In conclusion, results presented here indicate that nisin, pediocin 34 and enterocin FH99 in combination have a higher antibacterial action against L. monocytogenes ATCC 53135 than when used individually Also the results suggest that resistance to a bacteriocin may extend to other bacteriocins within the same class or even in other classes that might lower the efficacy of bacteriocins when used in combinations. This study also demonstrates that the bacteriocin resistant L. monocytogenes variants tested did not become resistant to other preservation factors.
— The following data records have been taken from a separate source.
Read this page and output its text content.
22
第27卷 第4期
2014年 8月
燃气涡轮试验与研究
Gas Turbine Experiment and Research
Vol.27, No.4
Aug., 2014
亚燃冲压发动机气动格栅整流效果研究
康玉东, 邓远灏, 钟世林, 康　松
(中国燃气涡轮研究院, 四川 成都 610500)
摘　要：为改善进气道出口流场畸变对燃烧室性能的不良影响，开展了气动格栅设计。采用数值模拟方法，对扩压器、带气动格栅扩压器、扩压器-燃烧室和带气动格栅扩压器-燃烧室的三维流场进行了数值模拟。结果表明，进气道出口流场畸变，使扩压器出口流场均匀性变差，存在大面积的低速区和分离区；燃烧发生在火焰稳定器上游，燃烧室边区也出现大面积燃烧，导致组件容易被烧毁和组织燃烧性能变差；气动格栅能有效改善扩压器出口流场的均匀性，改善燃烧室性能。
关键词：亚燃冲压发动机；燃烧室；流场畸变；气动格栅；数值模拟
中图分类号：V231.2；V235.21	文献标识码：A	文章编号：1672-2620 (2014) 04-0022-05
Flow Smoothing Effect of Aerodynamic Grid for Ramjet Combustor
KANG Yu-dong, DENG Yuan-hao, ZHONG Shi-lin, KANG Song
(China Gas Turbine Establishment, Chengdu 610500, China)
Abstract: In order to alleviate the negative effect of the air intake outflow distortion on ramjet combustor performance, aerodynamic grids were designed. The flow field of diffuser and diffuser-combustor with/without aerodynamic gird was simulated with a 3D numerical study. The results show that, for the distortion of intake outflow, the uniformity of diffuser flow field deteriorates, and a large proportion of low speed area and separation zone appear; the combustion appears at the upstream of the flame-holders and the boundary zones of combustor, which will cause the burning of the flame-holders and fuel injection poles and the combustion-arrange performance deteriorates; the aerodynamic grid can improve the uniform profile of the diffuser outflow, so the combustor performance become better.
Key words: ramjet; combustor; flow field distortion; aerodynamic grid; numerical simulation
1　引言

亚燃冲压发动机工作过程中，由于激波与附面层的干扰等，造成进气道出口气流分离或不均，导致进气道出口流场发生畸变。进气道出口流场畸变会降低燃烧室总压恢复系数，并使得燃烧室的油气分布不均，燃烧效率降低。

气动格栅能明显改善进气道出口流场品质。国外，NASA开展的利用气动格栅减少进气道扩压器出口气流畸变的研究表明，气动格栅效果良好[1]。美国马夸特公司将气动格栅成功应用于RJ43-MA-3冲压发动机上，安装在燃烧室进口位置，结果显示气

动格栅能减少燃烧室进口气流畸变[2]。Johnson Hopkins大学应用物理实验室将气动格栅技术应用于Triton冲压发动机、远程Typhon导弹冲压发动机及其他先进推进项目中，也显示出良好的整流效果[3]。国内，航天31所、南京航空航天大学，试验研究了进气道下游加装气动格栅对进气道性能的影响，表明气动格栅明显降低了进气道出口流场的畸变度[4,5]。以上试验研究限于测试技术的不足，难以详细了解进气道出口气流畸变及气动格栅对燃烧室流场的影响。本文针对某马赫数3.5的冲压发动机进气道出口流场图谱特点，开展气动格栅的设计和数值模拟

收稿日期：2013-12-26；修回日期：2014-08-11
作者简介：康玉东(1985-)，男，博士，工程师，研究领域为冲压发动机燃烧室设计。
The results showed that the nisin, pediocin 34 and enterocin resistant strains of L. monocytogenes ATCC 53135 were generally more preservative-sensitive, therefore, design of hurdle preservation systems containing bacteriocins can improve food safety without being undermined by resistance-related phenomena and also the synergy between different antimicrobial factors might allow the use of lower doses compared to their individual application. Since bacteriocins are considered as potential tools for biopreservation, more study is needed to determine the distribution of bacteriocin-resistance phenomena among food borne pathogens.